And yet, and yet — with Donald Trump, the story always had a twist.

Only a few weeks ago, he seemed doomed to a clear defeat, and perhaps even a landslide humiliation. But as the election loomed, his demonic energy returned. He campaigned as if his life depended upon it, a stark contrast with his somnambulant rival Joe Biden.

Mr Trump was nothing if not resilient and as the results poured in on Tuesday night, it was obvious that much of the old magic remained and his core support base held strong.

Among enormous swathes of the American electorate, his full-throated, tub-thumping patriotism, his disdain for metropolitan liberalism, his scorn for Black Lives Matter and his relentless promises of economic prosperity clearly struck a chord.

More than any Republican candidate in my lifetime — including Ronald Reagan who was dubbed the Great Communicator — he had an unmatched ability to reach ordinary, blue-collar, white Americans. 

Indeed, Tuesday’s results show that he actually increased his support among black and Latino men — a sensational achievement for a candidate so often accused of racism.

Too often, his critics simply dismissed him as a prejudiced, demagogic buffoon. There was always an element of truth to this, of course — as exemplified by that press conference in the early hours of Wednesday morning. But there was always more to his appeal than that.

I have never been a Trump fan. I was horrified when he won the presidency, and deplore his divisive political style.

But he would never have won the presidency in the first place — and would never have come so close to a second stunning upset this week — if he had not been on to something.

Mr Trump was that rare beast, a genuine political phenomenon. He was not just a millionaire with the common touch. He had an unparalleled ability to channel the passions of a section of the population that felt ignored, disdained and forgotten by Washington’s elite.

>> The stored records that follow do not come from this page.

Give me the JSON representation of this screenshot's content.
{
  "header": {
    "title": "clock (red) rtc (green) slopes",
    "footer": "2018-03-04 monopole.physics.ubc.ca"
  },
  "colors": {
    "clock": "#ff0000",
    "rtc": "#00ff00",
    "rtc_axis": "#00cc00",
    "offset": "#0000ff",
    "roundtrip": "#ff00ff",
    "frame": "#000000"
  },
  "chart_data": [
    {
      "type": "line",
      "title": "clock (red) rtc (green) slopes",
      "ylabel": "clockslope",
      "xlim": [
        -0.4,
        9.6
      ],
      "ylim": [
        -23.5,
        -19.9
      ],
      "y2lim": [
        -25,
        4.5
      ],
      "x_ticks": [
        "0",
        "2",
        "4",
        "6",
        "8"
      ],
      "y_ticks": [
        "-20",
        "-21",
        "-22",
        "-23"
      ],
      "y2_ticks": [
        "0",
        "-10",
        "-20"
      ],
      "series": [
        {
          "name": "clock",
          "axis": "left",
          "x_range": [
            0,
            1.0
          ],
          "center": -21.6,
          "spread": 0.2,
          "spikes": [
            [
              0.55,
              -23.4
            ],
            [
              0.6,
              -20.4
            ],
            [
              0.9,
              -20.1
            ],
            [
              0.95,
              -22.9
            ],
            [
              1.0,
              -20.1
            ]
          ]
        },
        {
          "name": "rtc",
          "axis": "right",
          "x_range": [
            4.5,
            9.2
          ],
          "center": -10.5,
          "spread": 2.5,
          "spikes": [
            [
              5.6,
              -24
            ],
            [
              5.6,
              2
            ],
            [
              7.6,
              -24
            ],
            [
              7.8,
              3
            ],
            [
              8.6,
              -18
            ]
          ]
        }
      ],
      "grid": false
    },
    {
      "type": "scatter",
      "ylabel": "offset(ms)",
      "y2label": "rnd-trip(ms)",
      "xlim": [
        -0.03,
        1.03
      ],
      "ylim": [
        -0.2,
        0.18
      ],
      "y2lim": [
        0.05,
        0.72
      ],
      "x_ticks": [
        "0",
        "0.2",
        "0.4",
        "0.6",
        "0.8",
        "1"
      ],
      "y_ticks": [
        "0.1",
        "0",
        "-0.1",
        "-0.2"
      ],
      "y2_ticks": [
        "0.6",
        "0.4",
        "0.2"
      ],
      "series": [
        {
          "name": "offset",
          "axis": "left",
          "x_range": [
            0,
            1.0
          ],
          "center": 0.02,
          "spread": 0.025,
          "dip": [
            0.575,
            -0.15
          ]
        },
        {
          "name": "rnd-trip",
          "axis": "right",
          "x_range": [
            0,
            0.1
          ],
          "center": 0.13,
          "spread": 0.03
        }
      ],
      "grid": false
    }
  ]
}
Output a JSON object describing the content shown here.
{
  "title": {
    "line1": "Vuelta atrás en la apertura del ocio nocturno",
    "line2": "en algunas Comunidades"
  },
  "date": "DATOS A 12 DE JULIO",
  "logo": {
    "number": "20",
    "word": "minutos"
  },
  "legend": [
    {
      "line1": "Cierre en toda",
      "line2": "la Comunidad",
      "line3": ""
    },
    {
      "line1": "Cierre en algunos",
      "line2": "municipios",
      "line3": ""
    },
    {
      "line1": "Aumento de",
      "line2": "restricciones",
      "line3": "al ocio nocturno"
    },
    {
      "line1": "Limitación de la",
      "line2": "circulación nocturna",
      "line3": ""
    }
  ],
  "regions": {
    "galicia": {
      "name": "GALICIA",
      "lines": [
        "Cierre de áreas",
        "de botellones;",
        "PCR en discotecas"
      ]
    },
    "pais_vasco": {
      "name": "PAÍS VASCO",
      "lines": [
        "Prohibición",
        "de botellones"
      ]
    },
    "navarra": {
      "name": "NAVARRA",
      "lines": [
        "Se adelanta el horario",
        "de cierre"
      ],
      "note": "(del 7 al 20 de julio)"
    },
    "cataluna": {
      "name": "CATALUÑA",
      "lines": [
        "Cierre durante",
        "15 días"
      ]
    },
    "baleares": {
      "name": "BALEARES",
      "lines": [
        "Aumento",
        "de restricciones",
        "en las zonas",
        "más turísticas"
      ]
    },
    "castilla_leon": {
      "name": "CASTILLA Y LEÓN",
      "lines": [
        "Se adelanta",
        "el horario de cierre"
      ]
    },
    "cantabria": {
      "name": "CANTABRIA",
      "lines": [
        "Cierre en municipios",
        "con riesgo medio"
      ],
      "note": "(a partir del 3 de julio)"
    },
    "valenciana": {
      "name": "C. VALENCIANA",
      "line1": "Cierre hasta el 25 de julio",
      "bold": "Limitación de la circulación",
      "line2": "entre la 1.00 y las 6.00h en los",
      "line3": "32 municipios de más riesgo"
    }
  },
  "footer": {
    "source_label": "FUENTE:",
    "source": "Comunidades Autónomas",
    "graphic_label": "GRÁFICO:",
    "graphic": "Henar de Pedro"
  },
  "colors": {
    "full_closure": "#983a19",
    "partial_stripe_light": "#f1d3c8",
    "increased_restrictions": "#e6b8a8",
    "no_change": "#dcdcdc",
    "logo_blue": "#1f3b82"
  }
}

So if this is the end of Donald Trump, perhaps it is not the end of what he represents. Let us not forget that almost half of all Americans, after all, wanted him to remain as President. They are not going away, and their feelings will find another vehicle.

And perhaps the soap opera may have yet another twist. As I write, Mr Trump is still clinging on to the possibility of survival — and with lawsuits pending, this may not be the end after all. He is nothing if not a fighter. He has made it clear he will not accept defeat meekly.

And even though few legal experts, even in his own party, think he has a case, he seems determined for the moment at least to contest the election to the bitter end, all the way to the Supreme Court.

In any case, whether it is in January 2021 or January 2025, he will surely leave the presidency as he entered it. Shouting, brawling, jostling for attention — a people’s champion to some, a demagogic racist to others.

People will be arguing about him for centuries to come. And that, of course, is just as he would like it.